The split has left corporate America desperately seeking out the scant few firms in Washington that can help forge inroads with a GOP caucus less amenable to business concerns than in years past.
- "Republican lobbyists for years delivered win after win after win for corporate America with a Republican Party that wanted to help," one K Street Republican told Axios.
- "A lot of those members that helped deliver those wins have retired or lost elections, and are being replaced by people that could care less about building a relationship with a Fortune 500 company's in-house lobbyist."
What we're watching: Major legislation — from COVID-19 aid and the chip funding bill to the Inflation Reduction Act and the bipartisan infrastructure bill — will provide ripe oversight opportunities for Republicans who have railed against excessive spending.
- Companies should review the federal programs they've participated in and decide whether they might fall under the microscope of a Republican Congress, said Michael Bell, an attorney at global law firm Hogan Lovells.
Behind the scenes: Holland & Knight partner Christopher Armstrong, who specializes in congressional investigations, told Axios he’s briefing corporate clients on a presumptive GOP caucus eyeing oversight powers to target private companies.
- "In past Congresses, Republicans would be expected to focus oversight on the administration," he said. "Obviously, that will happen. But the presumption against them investigating private companies? I think those days are over."
- Aaron Cutler, head of the congressional investigations practice at Hogan Lovells, told Axios that his firm organizes two- to three-hour simulations to grill CEOs and "get under their skin" like a member of Congress would.
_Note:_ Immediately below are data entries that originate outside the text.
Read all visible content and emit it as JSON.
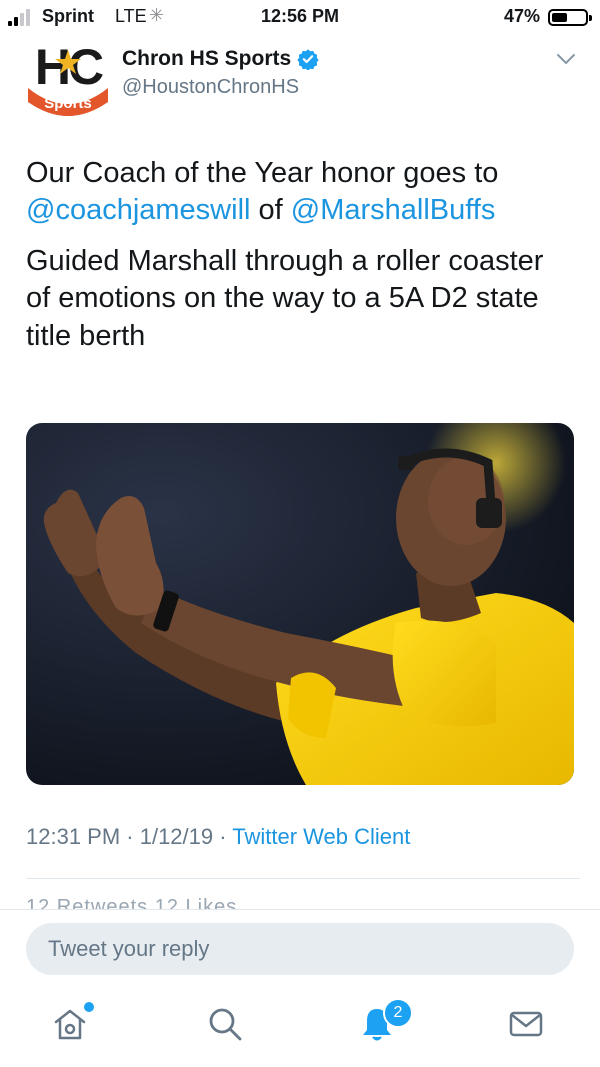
{
  "status_bar": {
    "carrier": "Sprint",
    "network": "LTE",
    "time": "12:56 PM",
    "battery_percent": "47%",
    "battery_level": 0.47
  },
  "tweet": {
    "author_name": "Chron HS Sports",
    "author_handle": "@HoustonChronHS",
    "logo_text_top": "HC",
    "logo_text_bottom": "Sports",
    "text_line1_before": "Our Coach of the Year honor goes to ",
    "mention1": "@coachjameswill",
    "text_line1_middle": " of ",
    "mention2": "@MarshallBuffs",
    "text_paragraph2": "Guided Marshall through a roller coaster of emotions on the way to a 5A D2 state title berth",
    "photo_description_icon": "coach-photo",
    "timestamp": "12:31 PM · 1/12/19 · ",
    "source": "Twitter Web Client",
    "engagement_partial": "12 Retweets 12 Likes"
  },
  "reply": {
    "placeholder": "Tweet your reply"
  },
  "tabbar": {
    "items": [
      {
        "name": "home-icon"
      },
      {
        "name": "search-icon"
      },
      {
        "name": "notifications-icon"
      },
      {
        "name": "messages-icon"
      }
    ],
    "notification_count": "2"
  },
  "colors": {
    "link": "#1b95e0",
    "accent": "#1da1f2",
    "secondary_text": "#657786"
  }
}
These preparations aren't grounded in paranoia: For months, top House conservatives and outside allies have been plotting investigative strategies into private as well as public entities.
- If Republicans retake investigative powers in November, "the days of just focusing on government agency action are over," Mike Howell, who leads the Heritage Foundation's Oversight Project, told Axios over the summer.
- "It's not just the government now where the left is enacting its agenda; it's in corporate boardrooms, it's in school boards."
Flashback: The current moment is reminiscent of 2010, when the GOP took control of the House in the wake of sweeping Democrat-backed legislation like the Affordable Care Act and the American Recovery and Reinvestment Act addressing the Great Recession.
- The GOP oversight investigations that followed uncovered Solyndra, a solar panel company that went bankrupt after receiving $535 million in federal loan guarantees from an Obama-era stimulus bill.
- "A year from now, there will be another household name — it's not going to be Solyndra — that is emblematic of the waste, fraud and abuse," said Jim Barnette, a partner at Steptoe & Johnson who previously served as general counsel for the House Energy Committee.